Par conclusions adressées par voie électronique le 16 avril 2021, la société Buffalo Grill demande à la cour de :
- recevoir la société Buffalo Grill en ses écritures, fins et conclusions,
Et y faisant droit,
A titre principal
- infirmer le jugement entrepris en ce qu'il a jugé que le licenciement reposait sur une cause réelle et sérieuse et non sur une faute grave,
A titre subsidiaire
- confirmer le jugement entrepris en toutes ses dispositions,
En tout état de cause
- débouter Mme [W] de toutes autres demandes,
- donner acte à la société Buffalo Grill qu'elle s'engage à verser à Mme [W] sa prime de transport sur la période de février à juillet 2018, pour un montant de 100 euros,
- condamner Mme [W] à verser à la société Buffalo Grill la somme globale de 2 500 euros, au titre des dispositions de l'article 700 du code de procédure civile,
- condamner Mme [W] aux entiers dépens.
Par ordonnance rendue le 18 janvier 2023, le magistrat de la mise en état a ordonné la clôture de l'instruction et a fixé la date des plaidoiries au 27 janvier 2023.
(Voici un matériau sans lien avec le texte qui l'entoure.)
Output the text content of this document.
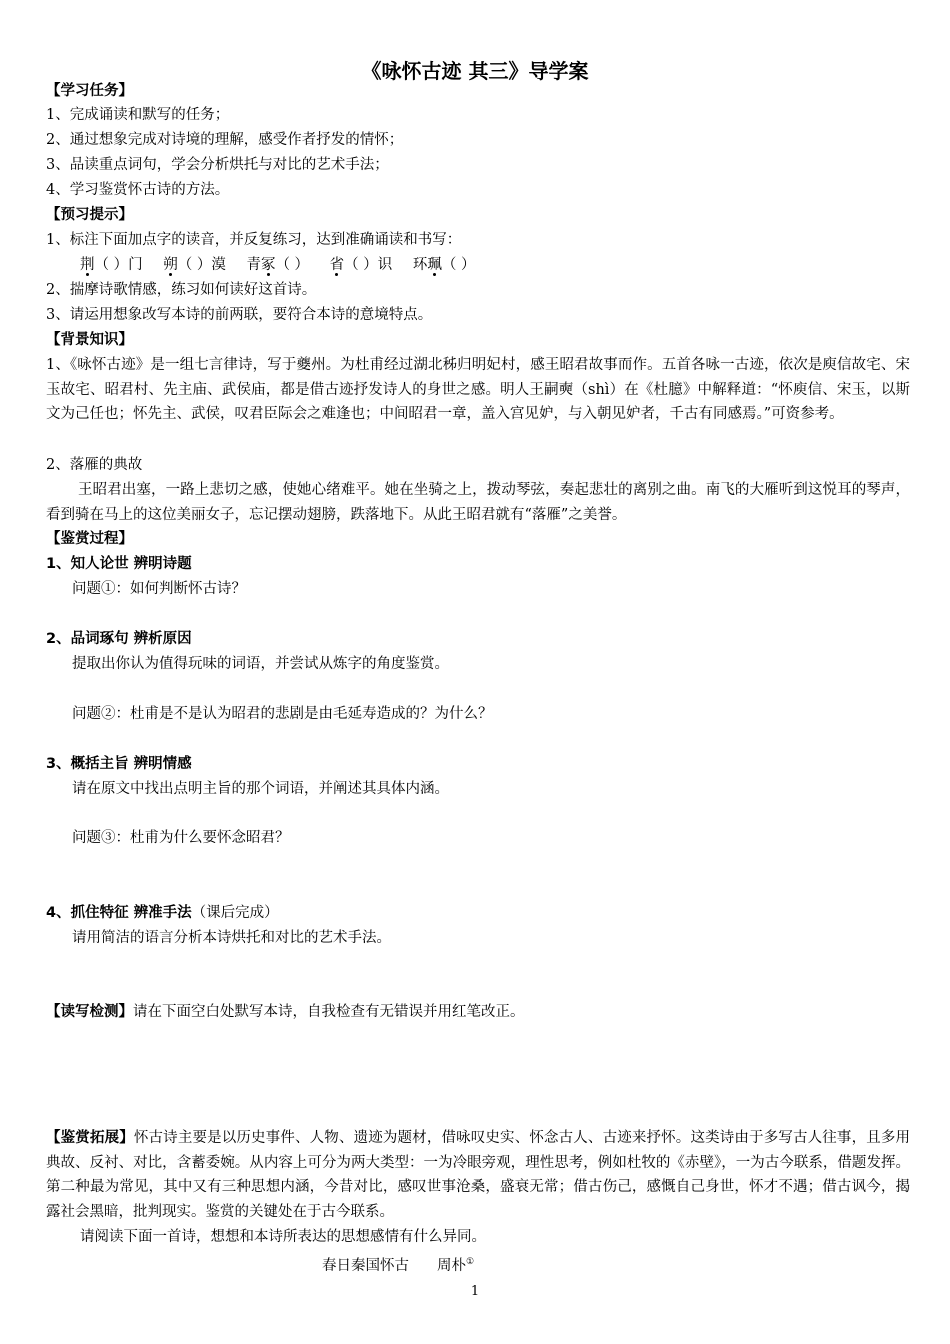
《咏怀古迹 其三》导学案
【学习任务】
1、完成诵读和默写的任务；
2、通过想象完成对诗境的理解，感受作者抒发的情怀；
3、品读重点词句，学会分析烘托与对比的艺术手法；
4、学习鉴赏怀古诗的方法。
【预习提示】
1、标注下面加点字的读音，并反复练习，达到准确诵读和书写：
荆（ ）门 朔（ ）漠 青冢（ ） 省（ ）识 环珮（ ）
2、揣摩诗歌情感，练习如何读好这首诗。
3、请运用想象改写本诗的前两联，要符合本诗的意境特点。
【背景知识】
1、《咏怀古迹》是一组七言律诗，写于夔州。为杜甫经过湖北秭归明妃村，感王昭君故事而作。五首各咏一古迹，依次是庾信故宅、宋玉故宅、昭君村、先主庙、武侯庙，都是借古迹抒发诗人的身世之感。明人王嗣奭（shì）在《杜臆》中解释道：“怀庾信、宋玉，以斯文为己任也；怀先主、武侯，叹君臣际会之难逢也；中间昭君一章，盖入宫见妒，与入朝见妒者，千古有同感焉。”可资参考。
2、落雁的典故
王昭君出塞，一路上悲切之感，使她心绪难平。她在坐骑之上，拨动琴弦，奏起悲壮的离别之曲。南飞的大雁听到这悦耳的琴声，看到骑在马上的这位美丽女子，忘记摆动翅膀，跌落地下。从此王昭君就有“落雁”之美誉。
【鉴赏过程】
1、知人论世 辨明诗题
问题①：如何判断怀古诗？
2、品词琢句 辨析原因
提取出你认为值得玩味的词语，并尝试从炼字的角度鉴赏。
问题②：杜甫是不是认为昭君的悲剧是由毛延寿造成的？为什么？
3、概括主旨 辨明情感
请在原文中找出点明主旨的那个词语，并阐述其具体内涵。
问题③：杜甫为什么要怀念昭君？
4、抓住特征 辨准手法（课后完成）
请用简洁的语言分析本诗烘托和对比的艺术手法。
【读写检测】请在下面空白处默写本诗，自我检查有无错误并用红笔改正。
【鉴赏拓展】怀古诗主要是以历史事件、人物、遗迹为题材，借咏叹史实、怀念古人、古迹来抒怀。这类诗由于多写古人往事，且多用典故、反衬、对比，含蓄委婉。从内容上可分为两大类型：一为冷眼旁观，理性思考，例如杜牧的《赤壁》，一为古今联系，借题发挥。第二种最为常见，其中又有三种思想内涵，今昔对比，感叹世事沧桑，盛衰无常；借古伤己，感慨自己身世，怀才不遇；借古讽今，揭露社会黑暗，批判现实。鉴赏的关键处在于古今联系。
请阅读下面一首诗，想想和本诗所表达的思想感情有什么异同。
春日秦国怀古 周朴①
1
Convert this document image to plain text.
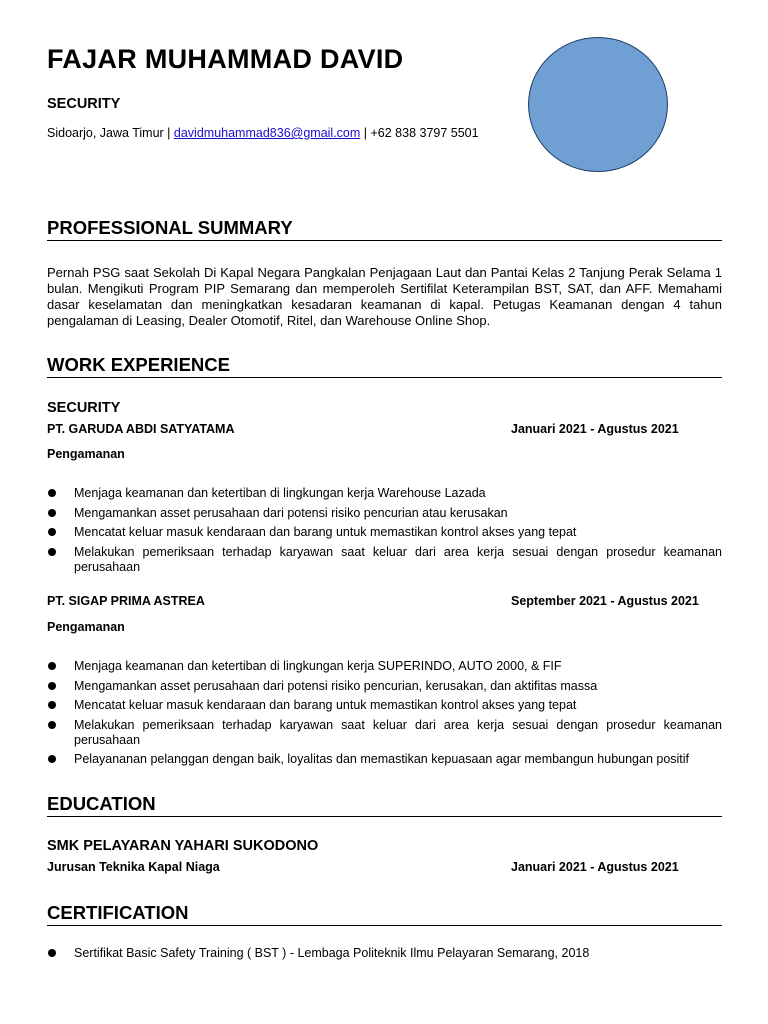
FAJAR MUHAMMAD DAVID
SECURITY
Sidoarjo, Jawa Timur | davidmuhammad836@gmail.com | +62 838 3797 5501
PROFESSIONAL SUMMARY
Pernah PSG saat Sekolah Di Kapal Negara Pangkalan Penjagaan Laut dan Pantai Kelas 2 Tanjung Perak Selama 1 bulan. Mengikuti Program PIP Semarang dan memperoleh Sertifilat Keterampilan BST, SAT, dan AFF. Memahami dasar keselamatan dan meningkatkan kesadaran keamanan di kapal. Petugas Keamanan dengan 4 tahun pengalaman di Leasing, Dealer Otomotif, Ritel, dan Warehouse Online Shop.
WORK EXPERIENCE
SECURITY
PT. GARUDA ABDI SATYATAMA	Januari 2021 - Agustus 2021
Pengamanan
Menjaga keamanan dan ketertiban di lingkungan kerja Warehouse Lazada
Mengamankan asset perusahaan dari potensi risiko pencurian atau kerusakan
Mencatat keluar masuk kendaraan dan barang untuk memastikan kontrol akses yang tepat
Melakukan pemeriksaan terhadap karyawan saat keluar dari area kerja sesuai dengan prosedur keamanan perusahaan
PT. SIGAP PRIMA ASTREA	September 2021 - Agustus 2021
Pengamanan
Menjaga keamanan dan ketertiban di lingkungan kerja SUPERINDO, AUTO 2000, & FIF
Mengamankan asset perusahaan dari potensi risiko pencurian, kerusakan, dan aktifitas massa
Mencatat keluar masuk kendaraan dan barang untuk memastikan kontrol akses yang tepat
Melakukan pemeriksaan terhadap karyawan saat keluar dari area kerja sesuai dengan prosedur keamanan perusahaan
Pelayananan pelanggan dengan baik, loyalitas dan memastikan kepuasaan agar membangun hubungan positif
EDUCATION
SMK PELAYARAN YAHARI SUKODONO
Jurusan Teknika Kapal Niaga	Januari 2021 - Agustus 2021
CERTIFICATION
Sertifikat Basic Safety Training ( BST ) - Lembaga Politeknik Ilmu Pelayaran Semarang, 2018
En application de l'article 455 du code de procédure civile, il est renvoyé aux conclusions des parties pour plus ample exposé de leurs prétentions et moyens.
MOTIFS DE L'ARRET
Sur le licenciement
Il résulte de l'article L. 1232-1 du code du travail que tout licenciement pour motif personnel est motivé et justifié par une cause réelle et sérieuse.
La cause du licenciement, qui s'apprécie au jour où la décision de rompre le contrat de travail est prise par l'employeur, doit se rapporter à des faits objectifs, existants et exacts, imputables au salarié, en relation avec sa vie professionnelle et d'une certaine gravité qui rend impossible la continuation du travail et nécessaire le licenciement.
L'article L. 1235-1 du code du travail prévoit que le juge, à qui il appartient d'apprécier la régularité de la procédure suivie et le caractère réel et sérieux des motifs invoqués par l'employeur, forme sa conviction au vu des éléments fournis par les parties après avoir ordonné, au besoin, toutes les mesures d'instruction qu'il estime utiles. Si un doute subsiste, il profite au salarié.
La faute grave est celle qui résulte d'un fait ou d'un ensemble de faits imputables au salarié qui constitue une violation des obligations résultant du contrat de travail ou des relations de travail d'une importance telle qu'elle rend impossible le maintien du salarié dans l'entreprise et justifie son départ immédiat. L'employeur qui invoque la faute grave pour licencier doit en rapporter la preuve.
La lettre de licenciement, qui fixe les limites du litige en ce qui concerne les motifs du licenciement, invoque une faute grave, à savoir le vol d'un sachet de fromage rapé et d'un pot de crème ciboulette appartenant à la société, produits qui n'étaient pas en fin de vie et que la salariée n'avait pas l'autorisation d'emporter, commis le 9 juin 2018, trois personnes ayant vu Mme [W] mettre ces produits dans sa voiture.
Mme [W] soutient que son licenciement n'a pas de cause réelle et sérieuse dans la mesure où la faute grave n'est pas caractérisée et que la sanction est manifestement disproportionnée au regard de l'ancienneté de la salariée et de la faible valeur des objets.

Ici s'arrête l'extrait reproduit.